Yemekleri yaparken koku rahatsız edici olmadığı sürece Seokjin hyunga mutfakta sıkıntı çıkarmamıştım. Ama tabii bu yine de Namjoon ve Hoseok'a küfürler etmediğim, Jimin'in kokusunu aldığım her an mızmızlanarak ona seslenmediğim anlamına gelmiyordu. Ben ilgiye aç, hamile bir omegaydım. Ayrıca yoga beni iyi hissettirse de kilo alışım sinir bozucu bir hızla devam ediyordu.
"Tamam, yemekler de hazır!"dedi Seokjin hyung son paketi de sepete koyarken.
"Jimin nerede?"diye sordum sepeti alan Namjoon'a.
"Jeongguk'u ne olur ne olmaz diye evde kalmaya ikna etmeye çalışıyor."
"Aish, öyle şey olur mu?"deyip dilimi şaklatarak kafamı iki yana salladım. "Son günlerini doğada geçirip rahatlamaya çalışması onun için çok iyi olur."
Omuz silkip ilerlediğinde Seokjin ile ben de içeceklerin olduğu poşetleri alıp peşinden gittik. Jimin'in Jeongguk'u ikna etmesinin imkansız olduğunu zaten biliyordum, o yüzden Jeongguk'un çoktan Taehyung'un arabasında arka tarafa oturduğunu görmek beni hiç şaşırtmamıştı. Taehyung ona dönmüş bir şeyler derken o sadece yanaklarını şişirmiş halde alfasını dinliyordu. Onlara gülümseyip kendi arabasının yolcu kapısını açmış, beni izleyen Jimin'e yöneldim. Yüzündeki tatlı gülümeyişe karşılık dudaklarımı büzdüm. "Kalbimi hızlandırdı gülümseyişin."deyip açık tuttuğu kapıdan içeri, yolcu koltuğuna oturdum ve beni izleyen alfama döndüm. Hala baş döndüren kokusu yetmezmiş gibi bir de gülümsemeye devam ediyordu. "Sadece o kadar mı? Hım..."dedi ve eğilip dudaklarını dudaklarıma bastırdı. Tatlı dokunuşu karnımda bir sıcaklık oluşmasını sağlarken yavaşça gözlerimi açıp onun sadece birkaç santim uzağımdaki yüzüne, sıcacık gözlerine baktım. "Senin bana bakman bile nefesimi kesiyor omega."diye fısıldadığında dudaklarımın arasında ufak bir inilti çıktı. Kendime engel olamamıştım. Park lanet olası Jimin benimle böyle tatlı tatlı konuşurken, kalbimi bir bakışıyla ele geçirmesi yetmezmiş gibi kelimeleriyle de ruhumu ele geçirirken ona karşı aç olan kişiliğimi bastıramıyordum.

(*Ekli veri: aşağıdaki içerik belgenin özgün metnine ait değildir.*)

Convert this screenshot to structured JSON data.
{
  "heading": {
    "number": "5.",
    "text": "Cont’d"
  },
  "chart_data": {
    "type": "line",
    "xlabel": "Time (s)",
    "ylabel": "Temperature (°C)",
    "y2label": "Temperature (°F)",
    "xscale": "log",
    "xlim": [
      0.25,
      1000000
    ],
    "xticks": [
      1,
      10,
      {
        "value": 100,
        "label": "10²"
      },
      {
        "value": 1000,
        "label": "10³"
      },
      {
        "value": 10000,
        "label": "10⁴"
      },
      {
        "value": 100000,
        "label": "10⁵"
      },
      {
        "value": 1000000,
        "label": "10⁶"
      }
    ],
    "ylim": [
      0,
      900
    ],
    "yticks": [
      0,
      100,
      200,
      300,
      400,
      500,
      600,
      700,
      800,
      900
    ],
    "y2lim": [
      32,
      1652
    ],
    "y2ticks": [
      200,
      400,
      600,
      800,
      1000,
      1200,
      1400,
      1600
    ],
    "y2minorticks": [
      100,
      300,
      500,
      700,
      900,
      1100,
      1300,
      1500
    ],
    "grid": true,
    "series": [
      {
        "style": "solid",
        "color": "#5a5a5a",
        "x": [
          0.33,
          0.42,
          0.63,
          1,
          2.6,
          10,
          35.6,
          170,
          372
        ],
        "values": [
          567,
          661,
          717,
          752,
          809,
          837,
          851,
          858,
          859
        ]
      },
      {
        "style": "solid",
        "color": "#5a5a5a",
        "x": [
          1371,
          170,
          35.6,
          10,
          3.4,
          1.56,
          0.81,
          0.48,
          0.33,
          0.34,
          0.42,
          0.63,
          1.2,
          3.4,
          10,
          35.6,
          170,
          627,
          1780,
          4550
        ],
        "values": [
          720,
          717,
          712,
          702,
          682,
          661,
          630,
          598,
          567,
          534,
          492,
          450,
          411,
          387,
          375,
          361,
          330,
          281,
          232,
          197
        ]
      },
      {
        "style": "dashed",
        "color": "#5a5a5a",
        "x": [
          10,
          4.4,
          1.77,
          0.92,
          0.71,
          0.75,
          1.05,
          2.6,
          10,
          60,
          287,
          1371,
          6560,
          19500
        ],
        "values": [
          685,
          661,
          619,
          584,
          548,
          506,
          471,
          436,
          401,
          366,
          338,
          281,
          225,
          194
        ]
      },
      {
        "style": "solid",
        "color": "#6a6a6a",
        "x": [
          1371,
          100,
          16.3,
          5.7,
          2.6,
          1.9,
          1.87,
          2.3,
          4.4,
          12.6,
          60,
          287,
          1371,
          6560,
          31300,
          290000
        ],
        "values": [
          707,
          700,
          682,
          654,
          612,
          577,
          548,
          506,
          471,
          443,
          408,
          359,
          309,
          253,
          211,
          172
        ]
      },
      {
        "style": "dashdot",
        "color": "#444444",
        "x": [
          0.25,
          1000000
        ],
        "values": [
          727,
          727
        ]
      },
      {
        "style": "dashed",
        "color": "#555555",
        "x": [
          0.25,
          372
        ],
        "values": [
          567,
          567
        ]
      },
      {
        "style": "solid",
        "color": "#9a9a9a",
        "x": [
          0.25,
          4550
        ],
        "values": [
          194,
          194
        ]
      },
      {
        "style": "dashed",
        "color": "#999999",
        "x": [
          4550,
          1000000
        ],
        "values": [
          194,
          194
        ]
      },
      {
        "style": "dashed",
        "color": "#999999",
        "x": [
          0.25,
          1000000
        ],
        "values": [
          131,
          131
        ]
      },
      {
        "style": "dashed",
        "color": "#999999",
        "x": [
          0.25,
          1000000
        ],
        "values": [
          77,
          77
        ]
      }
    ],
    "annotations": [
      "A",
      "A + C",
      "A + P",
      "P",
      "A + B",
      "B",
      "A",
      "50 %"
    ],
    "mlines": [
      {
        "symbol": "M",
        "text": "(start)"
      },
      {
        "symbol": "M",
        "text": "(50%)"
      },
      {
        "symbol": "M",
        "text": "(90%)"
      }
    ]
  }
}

"En azından oraya varmamızı bekleseydiniz!"diyerek Hoseok araya girdiğinde, Jimin dudaklarıma ve burnuma birer öpücük kondurup geri çekildi. Gözleri iyi olup olmadığımı kontrol eder gibi yüzümü ve vücudumu süzmüş, daha sonra da arabanın arka tarafına oturan Hoseok'a dönmüştü. "Kemerini tak hyung, gidiyoruz." Ardından gözleri bana döndü. "Sen de bebeğim."
Kış gelmeden ve son güneşli, güzel günlerden tekini yaşarken piknik yapacağımız yerin kalabalık olacağını tahmin etmiştim ama ormandaki piknik alanına baktığımda şaşırmadan edememiştim. Çok fazla kişi vardı. Bazıları yerde, bazıları çardaklarda bazıları ise ağaçların altında oturuyor, bazıları top oynarken bazıları öylece etrafta yürüyordu. Hava hem güneşli hem de cidden güzeldi ve bu kadar kalabalık olmasına şaşırmamak gerekiyordu.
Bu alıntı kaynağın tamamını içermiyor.